$|-2x|> \frac{-x}{2} -3$
This inequality isn't from a textbook, I made it out because I felt like there must be some cases when the methods I learnt in class won't work.
These are the methods I used and that I only know:
First method
- $-2x>\frac{-x}{2}-3$→ $x<2$
- $-(-2x)>\frac{-x}{2}-3$→ $x>-1.2$
Answer: $-1.2<x<2$
And after checking by substituting any number smaller than $2$ or bigger than $-1.2$, I get correct answers.
Second method
- $(|-2x|)^2 > (\frac{-x}{2}-3)^2$
Answer: $-1.2<x<2$
But this answer is wrong because looking at the graph I can see that the absolute value function is always above the straight line.
The answers I get are true if the straight line had an absolute value sign too or because of the parts under the x-axis of functions $-2x$ and $-(-2x)$ that no longer exist because of the absolute value sign.
So how can I solve this inequality without drawing? And how does I know that the answers I get are wrong or incomplete when solving anything similar?
Best Answer
Here is how I would solve this problem: $$ |-2x|=|2x|>-\frac{x}{2}-3 \, . $$ If $x\geq0$, then the inequality becomes $$ 2x>-\frac{x}{2}-3 \\ \frac{5}{2}x>-3 \\ x > -\frac{6}{5} \, . $$ However, it is only true that $2x>-\frac{x}{2}-3$ when $x\geq0$. Hence, not all of the solutions we have found are valid. We are left with $x\geq0$.

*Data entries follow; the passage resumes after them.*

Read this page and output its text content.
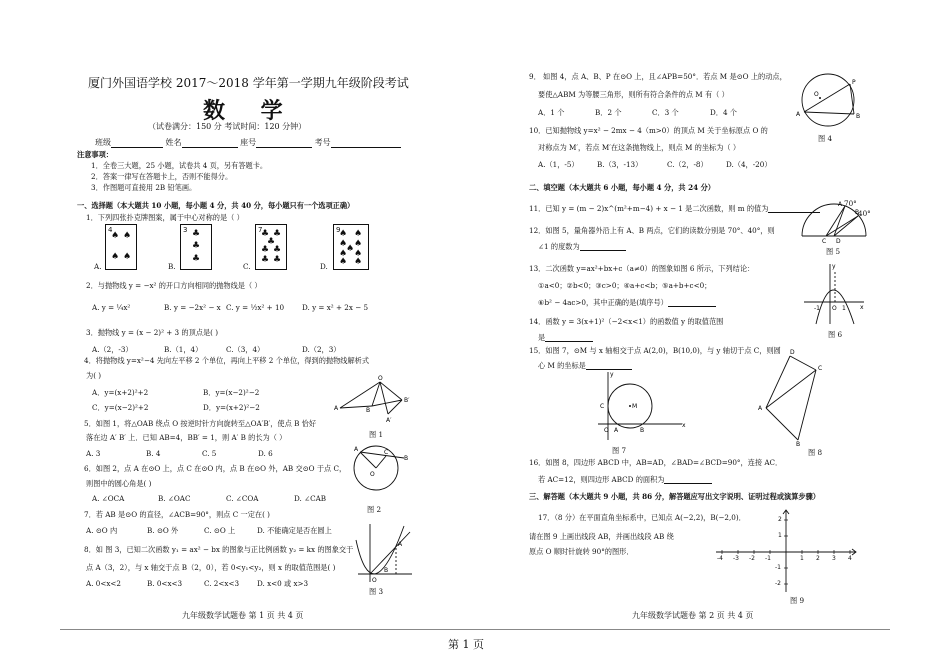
厦门外国语学校 2017～2018 学年第一学期九年级阶段考试
数 学
（试卷满分：150 分 考试时间：120 分钟）
班级	姓名	座号	考号
注意事项：
1．全卷三大题，25 小题，试卷共 4 页，另有答题卡。
2．答案一律写在答题卡上，否则不能得分。
3．作图题可直接用 2B 铅笔画。
一、选择题（本大题共 10 小题，每小题 4 分，共 40 分，每小题只有一个选项正确）
1．下列四张扑克牌图案，属于中心对称的是（ ）
A.
4
♠ ♠
♠ ♠
B.
3 ♣
♣
♣
C.
7
♣ ♣
♣
♣ ♣
♣ ♣
D.
9
♠ ♠
♠ ♠
♠
♠ ♠
♠ ♠
2．与抛物线 y = −x² 的开口方向相同的抛物线是（ ）
A. y = ¼x²	B. y = −2x² − x C. y = ½x² + 10 D. y = x² + 2x − 5
3．抛物线 y = (x − 2)² + 3 的顶点是( )
A.（2，-3）	B.（1，4）	C.（3，4）	D.（2，3）
4．将抛物线 y=x²−4 先向左平移 2 个单位，再向上平移 2 个单位，得到的抛物线解析式
为( )
A．y=(x+2)²+2	B．y=(x−2)²−2
C．y=(x−2)²+2	D．y=(x+2)²−2
O
A	B
B′
A′
图 1
5．如图 1，将△OAB 绕点 O 按逆时针方向旋转至△OA′B′，使点 B 恰好
落在边 A′ B′ 上．已知 AB=4，BB′ = 1，则 A′ B 的长为（ ）
A. 3	B. 4	C. 5	D. 6	A	C
B
O
图 2
6．如图 2，点 A 在⊙O 上，点 C 在⊙O 内，点 B 在⊙O 外，AB 交⊙O 于点 C，
则图中的圆心角是( )
A. ∠OCA	B. ∠OAC	C. ∠COA	D. ∠CAB
7．若 AB 是⊙O 的直径，∠ACB=90°，则点 C 一定在( )
A. ⊙O 内	B. ⊙O 外	C. ⊙O 上	D. 不能确定是否在圆上
8．如 图 3，已知二次函数 y₁ = ax² − bx 的图象与正比例函数 y₂ = kx 的图象交于
点 A（3，2），与 x 轴交于点 B（2，0），若 0<y₁<y₂，则 x 的取值范围是( )
A. 0<x<2	B. 0<x<3	C. 2<x<3 D. x<0 或 x>3	O
B
A
图 3
九年级数学试题卷 第 1 页 共 4 页
9． 如图 4，点 A、B、P 在⊙O 上，且∠APB=50°．若点 M 是⊙O 上的动点，
要使△ABM 为等腰三角形，则所有符合条件的点 M 有（ ）
A．1 个	B．2 个	C．3 个	D．4 个
O
A	B
P
图 4
10．已知抛物线 y=x² − 2mx − 4（m>0）的顶点 M 关于坐标原点 O 的
对称点为 M′，若点 M′在这条抛物线上，则点 M 的坐标为（ ）
A.（1，-5）	B.（3，-13）	C.（2，-8）	D.（4，-20）
二、填空题（本大题共 6 小题，每小题 4 分，共 24 分）
11．已知 y = (m − 2)x^(m²+m−4) + x − 1 是二次函数，则 m 的值为
C D
A
B
70°
40°
图 5
12．如图 5，量角器外沿上有 A、B 两点，它们的读数分别是 70°、40°，则
∠1 的度数为
13．二次函数 y=ax²+bx+c（a≠0）的图象如图 6 所示，下列结论：
①a<0；②b<0；③c>0；④a+c<b；⑤a+b+c<0；
⑥b² − 4ac>0，其中正确的是(填序号）
-1 O 1
y
x
图 6
14．函数 y = 3(x+1)²（−2<x<1）的函数值 y 的取值范围
是
15．如图 7，⊙M 与 x 轴相交于点 A(2,0)，B(10,0)，与 y 轴切于点 C，则圆
心 M 的坐标是
M
C
O A	B
x
y
图 7
D
C
A
B
图 8
16．如图 8，四边形 ABCD 中，AB=AD，∠BAD=∠BCD=90°，连接 AC．
若 AC=12，则四边形 ABCD 的面积为
三、解答题（本大题共 9 小题，共 86 分，解答题应写出文字说明、证明过程或演算步骤）
17．（8 分）在平面直角坐标系中，已知点 A(−2,2)，B(−2,0)．
请在图 9 上画出线段 AB，并画出线段 AB 绕
原点 O 顺时针旋转 90°的图形．
-4 -3 -2 -1	1 2 3 4
2
1
-1
-2
图 9
九年级数学试题卷 第 2 页 共 4 页
第 1 页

If $x<0$, the inequality becomes $$ -2x>-\frac{x}{2}-3 \\ 2x < \frac{x}{2}+3 \\ \frac{3}{2}x<3 \\ x<2 \, . $$ The condition that $x<0$ and $x<2$ is equivalent to the condition that $x<0$—if a number is smaller than $0$, it is certainly smaller than $2$. Putting the two solutions together, we find that this is true for all values of $x$. Because of the difficulty of splitting the problem up into different cases, I think it is easier to solve this equation graphically than algebraically.